For such an unprepossessing flower, with such an unattractive common name, it has provided a surprising amount of inspiration for poets and writers. Although best known for his love of the daffodil Wordsworth actually preferred the celandine and wrote three poems praising its humble virtues. Including one that starts like this…

Pansies, lilies, kingcups, daisies,
Let them live upon their praises;
Long as there’s a sun that sets,
Primroses will have their glory;
Long as there are violets,
They will have a place in story:
There’s a flower that shall be mine,
‘Tis the little Celandine.

I am no poetry* expert but can you really rhyme daisies with praises without it being just a little bit annoying? When Wordsworth died the pre-Raphaelite sculptor and impressively bearded poet Thomas Woolner was commissioned to create a memorial in the local Grasmere church. It features a profile of Wordsworth where he looks like Mr Burns from the Simpsons and next to this is a celandine. Unfortunately it is the wrong celandine. Woolner depicted the greater celandine – wrong number of petals, different shaped leaves, flowers later in the year. This, just like the change of season the lesser celandine heralds, puts a smile on my face**.
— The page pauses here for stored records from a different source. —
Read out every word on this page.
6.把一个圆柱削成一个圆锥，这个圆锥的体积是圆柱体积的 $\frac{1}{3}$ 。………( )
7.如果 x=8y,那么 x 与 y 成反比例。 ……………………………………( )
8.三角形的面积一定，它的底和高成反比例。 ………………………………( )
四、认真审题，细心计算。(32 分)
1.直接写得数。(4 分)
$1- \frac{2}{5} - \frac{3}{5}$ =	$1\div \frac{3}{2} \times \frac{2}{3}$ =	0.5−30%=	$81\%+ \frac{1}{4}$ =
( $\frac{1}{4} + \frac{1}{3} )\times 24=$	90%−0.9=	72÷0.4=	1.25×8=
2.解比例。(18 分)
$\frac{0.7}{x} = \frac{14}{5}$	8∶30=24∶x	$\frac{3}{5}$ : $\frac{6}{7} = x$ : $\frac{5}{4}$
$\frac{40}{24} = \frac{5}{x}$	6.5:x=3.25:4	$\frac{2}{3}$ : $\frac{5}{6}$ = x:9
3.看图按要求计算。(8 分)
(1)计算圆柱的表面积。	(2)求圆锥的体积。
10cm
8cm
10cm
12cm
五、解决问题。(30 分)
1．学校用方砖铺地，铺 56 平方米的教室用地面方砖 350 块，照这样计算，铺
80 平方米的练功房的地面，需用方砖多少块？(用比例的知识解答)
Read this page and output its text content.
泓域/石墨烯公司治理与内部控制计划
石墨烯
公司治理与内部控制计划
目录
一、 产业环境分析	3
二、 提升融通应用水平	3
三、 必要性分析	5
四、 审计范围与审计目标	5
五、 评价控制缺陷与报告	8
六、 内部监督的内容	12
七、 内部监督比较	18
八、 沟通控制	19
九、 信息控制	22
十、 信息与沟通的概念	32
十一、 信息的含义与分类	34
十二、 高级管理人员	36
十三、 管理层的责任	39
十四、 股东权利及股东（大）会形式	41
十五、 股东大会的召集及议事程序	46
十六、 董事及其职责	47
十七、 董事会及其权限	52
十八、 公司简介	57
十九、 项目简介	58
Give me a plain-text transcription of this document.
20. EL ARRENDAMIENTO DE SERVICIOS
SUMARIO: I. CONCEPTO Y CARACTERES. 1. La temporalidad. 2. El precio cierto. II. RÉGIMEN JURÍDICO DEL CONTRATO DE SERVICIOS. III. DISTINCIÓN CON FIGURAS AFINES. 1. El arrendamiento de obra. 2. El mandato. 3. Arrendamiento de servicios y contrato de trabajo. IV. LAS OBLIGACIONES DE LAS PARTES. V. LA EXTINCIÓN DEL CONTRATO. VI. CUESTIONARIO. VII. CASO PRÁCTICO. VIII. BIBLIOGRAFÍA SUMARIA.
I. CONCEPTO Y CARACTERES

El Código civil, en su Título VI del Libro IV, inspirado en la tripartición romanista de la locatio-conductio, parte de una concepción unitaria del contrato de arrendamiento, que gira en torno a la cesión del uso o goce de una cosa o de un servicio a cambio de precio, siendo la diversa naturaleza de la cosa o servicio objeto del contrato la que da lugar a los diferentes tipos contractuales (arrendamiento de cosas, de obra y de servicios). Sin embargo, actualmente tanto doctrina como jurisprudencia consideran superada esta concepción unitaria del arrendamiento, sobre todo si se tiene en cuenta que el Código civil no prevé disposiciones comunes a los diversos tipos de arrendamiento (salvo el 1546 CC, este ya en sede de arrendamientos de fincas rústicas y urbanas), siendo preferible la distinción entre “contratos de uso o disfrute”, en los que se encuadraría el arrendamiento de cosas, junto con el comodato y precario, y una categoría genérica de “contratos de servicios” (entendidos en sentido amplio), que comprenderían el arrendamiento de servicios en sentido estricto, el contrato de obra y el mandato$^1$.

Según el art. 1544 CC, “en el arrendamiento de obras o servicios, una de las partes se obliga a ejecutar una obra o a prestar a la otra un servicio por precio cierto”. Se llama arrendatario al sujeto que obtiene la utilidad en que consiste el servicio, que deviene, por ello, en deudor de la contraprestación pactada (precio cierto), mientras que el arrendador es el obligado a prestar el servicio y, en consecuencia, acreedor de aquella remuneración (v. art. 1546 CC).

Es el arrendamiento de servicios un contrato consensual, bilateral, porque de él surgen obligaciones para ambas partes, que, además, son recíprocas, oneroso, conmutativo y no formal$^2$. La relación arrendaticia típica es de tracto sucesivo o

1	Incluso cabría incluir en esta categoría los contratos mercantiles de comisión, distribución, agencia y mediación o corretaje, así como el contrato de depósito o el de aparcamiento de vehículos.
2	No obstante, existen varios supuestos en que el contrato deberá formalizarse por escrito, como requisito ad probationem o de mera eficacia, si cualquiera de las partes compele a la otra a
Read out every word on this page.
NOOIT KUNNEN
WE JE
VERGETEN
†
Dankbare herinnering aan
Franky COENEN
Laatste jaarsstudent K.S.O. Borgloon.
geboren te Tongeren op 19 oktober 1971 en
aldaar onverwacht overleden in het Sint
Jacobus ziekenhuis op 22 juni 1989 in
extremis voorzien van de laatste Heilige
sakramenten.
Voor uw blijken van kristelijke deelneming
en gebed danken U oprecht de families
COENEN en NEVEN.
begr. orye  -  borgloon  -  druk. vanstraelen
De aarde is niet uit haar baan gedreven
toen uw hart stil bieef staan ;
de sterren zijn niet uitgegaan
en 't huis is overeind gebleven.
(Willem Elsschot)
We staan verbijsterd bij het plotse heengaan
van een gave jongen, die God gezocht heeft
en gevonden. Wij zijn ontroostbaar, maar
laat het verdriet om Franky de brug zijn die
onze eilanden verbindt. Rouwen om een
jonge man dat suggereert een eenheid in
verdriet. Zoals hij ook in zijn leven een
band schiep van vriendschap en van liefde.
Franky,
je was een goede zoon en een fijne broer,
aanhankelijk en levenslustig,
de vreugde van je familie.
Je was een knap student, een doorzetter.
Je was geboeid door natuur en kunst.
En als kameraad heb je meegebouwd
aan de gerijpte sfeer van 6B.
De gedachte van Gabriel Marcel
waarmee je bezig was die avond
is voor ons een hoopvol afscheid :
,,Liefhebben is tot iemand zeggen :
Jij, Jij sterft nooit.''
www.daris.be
*I want to like poetry more than I do like it. I am sure the Germans have a word for this – when your desire to enjoy something is greater than the enjoyment you actually get from it. Other things I would place in this category include: takeaway meals, watching football on TV, the films of Powell and Pressburger and most of France.

** The only other example of this kind of error that I have encountered is in the Sussex village of Ditchling. The type designer Eric Gill lived nearby and one of the houses is called Gill Sans after his famous font, but the sign displaying this name uses Times New Roman. Not just the wrong font but one with serifs. For many years i have quietly chuckled at the ignorance of the people who put up the sign, but more recently i have been wondering if it was a deliberate joke. Clever.